POST: 'Black Panther Women' - they've got a revolution to lead
What’s it about?
Black Panther Women is a telling of the true stories of the smart, resilient, and extraordinarily badass black women who played key roles in the Black Panther Party.
What did I experience?
When the lights dim and seventies pop music stops playing overhead, a group of young black women come out on stage. The women are all dressed in black and each one wears her hair in an afro. There is a sense defiance in their uniformity and a sense of beauty in their defiance. Black women are constantly told that their hair (and attitude) isn’t “good,” that it needs taming, relaxing, straightening. To this, the women of the Panthers say fuck that, we’ve got a revolution to lead.
The women assemble on stage and introduce themselves as they were in the sixties: Elaine Brown, Afeni Shakur (Tupac’s mother!), Kathleen Cleaver, Assata Shakur, Ericka Huggins, Deborah Hampton. They are just a few of the numerous black women that took charge and initiative in the legendary Black Panther Party. In the following scenes the women take us back into history, each sharing a part of her story.
Periodically staged as a Panthers' meeting with the women looking right at the audience and even shaking our hands, the power of the play hits me hard. The odds are set against the women of the Panthers from the start. When women were finally allowed to join the Party (it was initially exclusive to just men) they were forced to give up every aspect of their lives to the Party and commodify their bodies in the name of revolution. While their male counterparts move about freely – at least as freely as black men in the United States can – the Black Panther women are forced to endure blatant sexism, physical and verbal abuse, and constant disrespect - usually at the hands of their Black Panther brothers.
But the women never back down.

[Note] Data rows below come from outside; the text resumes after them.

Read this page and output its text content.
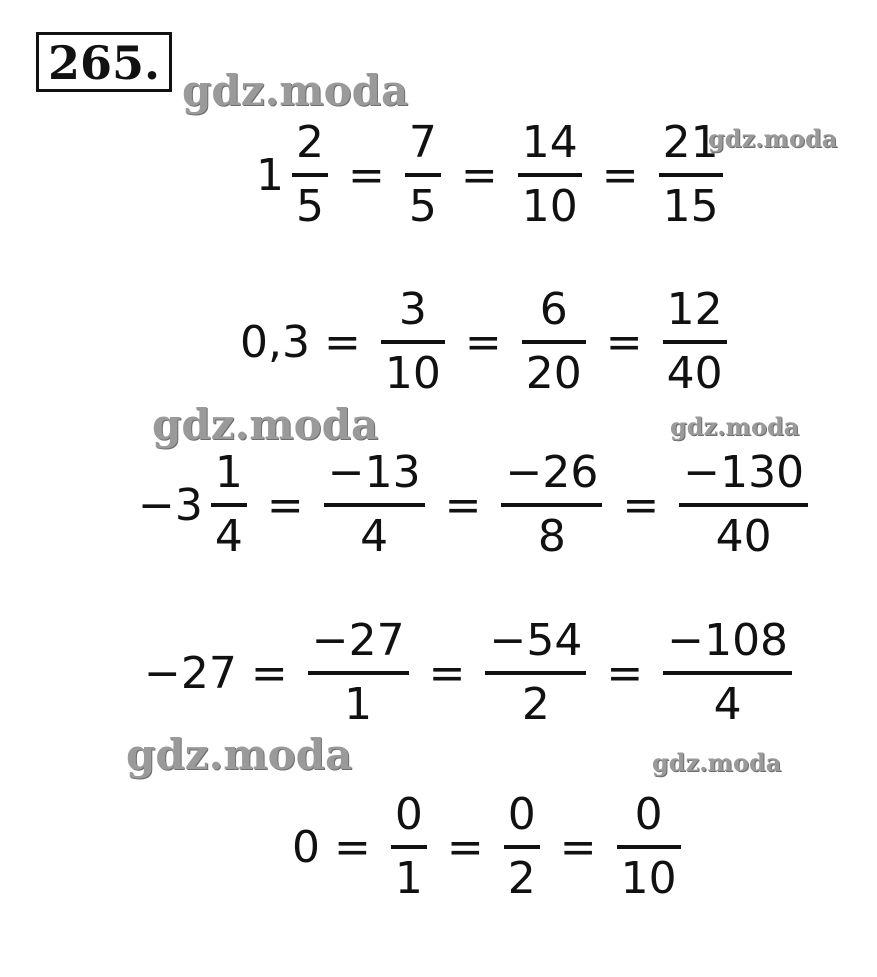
265.
$1 \frac{2}{5} = \frac{7}{5} = \frac{14}{10} = \frac{21}{15}$
$0,3 = \frac{3}{10} = \frac{6}{20} = \frac{12}{40}$
$-3 \frac{1}{4} = \frac{-13}{4} = \frac{-26}{8} = \frac{-130}{40}$
$-27 = \frac{-27}{1} = \frac{-54}{2} = \frac{-108}{4}$
$0 = \frac{0}{1} = \frac{0}{2} = \frac{0}{10}$
gdz.moda
gdz.moda
gdz.moda	gdz.moda
gdz.moda	gdz.moda
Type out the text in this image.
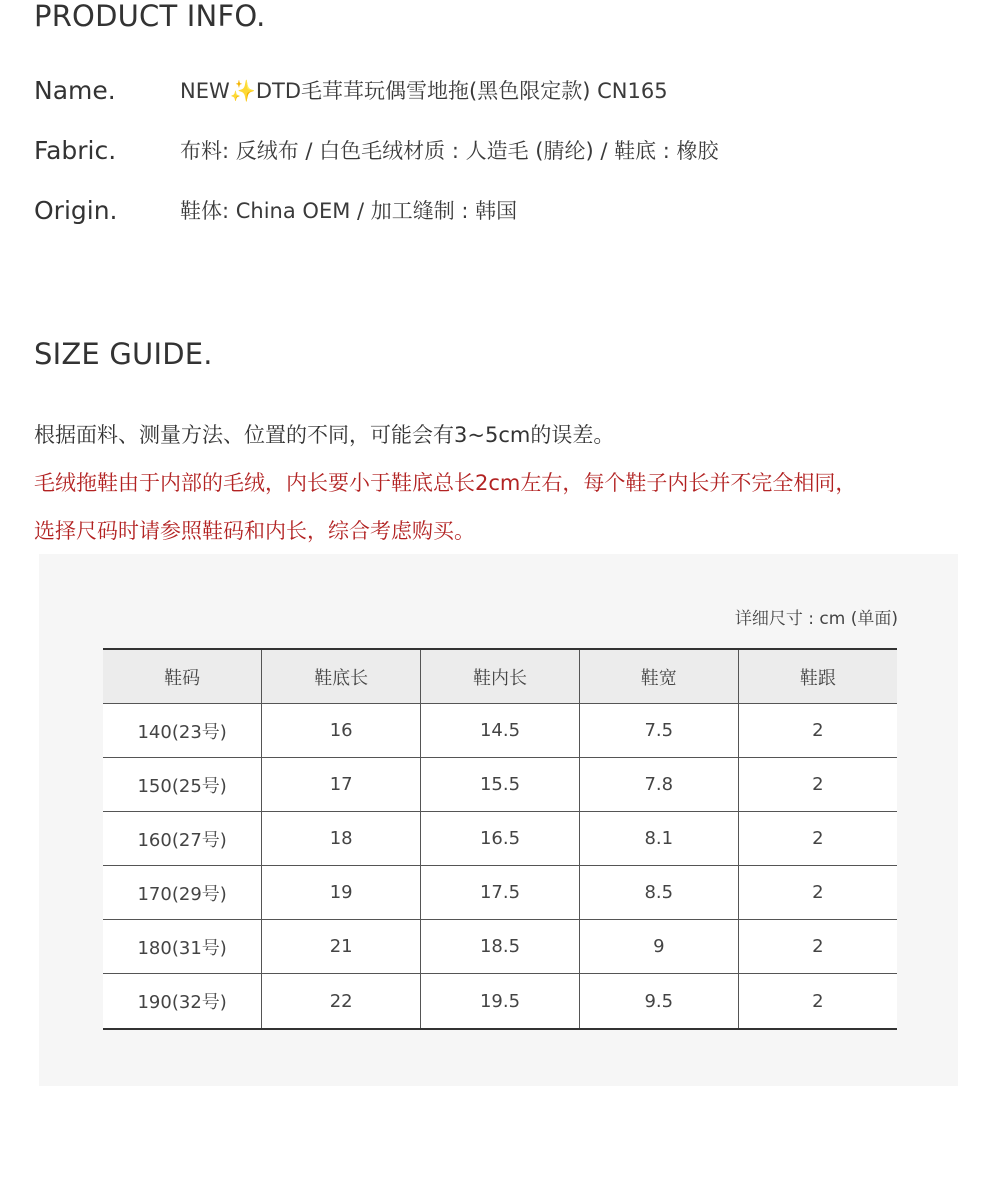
PRODUCT INFO.
Name.	NEW✨DTD毛茸茸玩偶雪地拖(黑色限定款) CN165
Fabric.	布料: 反绒布 / 白色毛绒材质 : 人造毛 (腈纶) / 鞋底 : 橡胶
Origin.	鞋体: China OEM / 加工缝制 : 韩国
SIZE GUIDE.
根据面料、测量方法、位置的不同，可能会有3~5cm的误差。
毛绒拖鞋由于内部的毛绒，内长要小于鞋底总长2cm左右，每个鞋子内长并不完全相同，
选择尺码时请参照鞋码和内长，综合考虑购买。
详细尺寸 : cm (单面)
鞋码	鞋底长	鞋内长	鞋宽	鞋跟
140(23号)	16	14.5	7.5	2
150(25号)	17	15.5	7.8	2
160(27号)	18	16.5	8.1	2
170(29号)	19	17.5	8.5	2
180(31号)	21	18.5	9	2
190(32号)	22	19.5	9.5	2
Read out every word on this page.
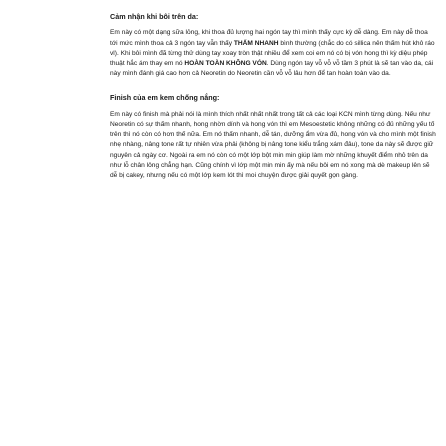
Cảm nhận khi bôi trên da:

Em này có một dạng sữa lỏng, khi thoa đủ lượng hai ngón tay thì mình thấy cực kỳ dễ dàng. Em này dễ thoa tới mức mình thoa cả 3 ngón tay vẫn thấy THẤM NHANH bình thường (chắc do có sillica nên thấm hút khô ráo vl). Khi bôi mình đã từng thử dùng tay xoay tròn thật nhiều để xem coi em nó có bị vón hong thì kỳ diệu phép thuật hắc ám thay em nó HOÀN TOÀN KHÔNG VÓN. Dùng ngón tay vỗ vỗ vỗ tầm 3 phút là sẽ tan vào da, cái này mình đánh giá cao hơn cả Neoretin do Neoretin cần vỗ vỗ lâu hơn để tan hoàn toàn vào da.

Finish của em kem chống nắng:

Em này có finish mà phải nói là mình thích nhất nhất nhất trong tất cả các loại KCN mình từng dùng. Nếu như Neoretin có sự thấm nhanh, hong nhờn dính và hong vón thì em Mesoestetic không những có đủ những yếu tố trên thì nó còn có hơn thế nữa. Em nó thấm nhanh, dễ tán, dưỡng ẩm vừa đủ, hong vón và cho mình một finish nhẹ nhàng, nâng tone rất tự nhiên vừa phải (không bị nâng tone kiểu trắng xám đâu), tone da này sẽ được giữ nguyên cả ngày cơ. Ngoài ra em nó còn có một lớp bột min min giúp làm mờ những khuyết điểm nhỏ trên da như lỗ chân lông chẳng hạn. Cũng chính vì lớp một min min ấy mà nếu bôi em nó xong mà dè makeup lên sẽ dễ bị cakey, nhưng nếu có một lớp kem lót thì moi chuyện được giải quyết gọn gàng.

Their spirits are constantly tested and their souls constantly beaten, yet they never give up. They march on, doing whatever needs to be done, supporting and trusting each other when no one else will. As a young woman and a woman of color in a world that still withholds basic rights from women, this is what I take away from the play. As fascinating as it is to learn about an aspect of the Black Panthers' history that often goes untold or erased, what I really cherish is seeing young women of color not taking any shit from anybody. While I am a little jarred to know that my original perception of the Black Panther Party as an inclusive, just, and fair organization was incorrect, I know that what really matters is not whether I was right or wrong, but standing by my black sisters as they continue to fight for respect and recognition.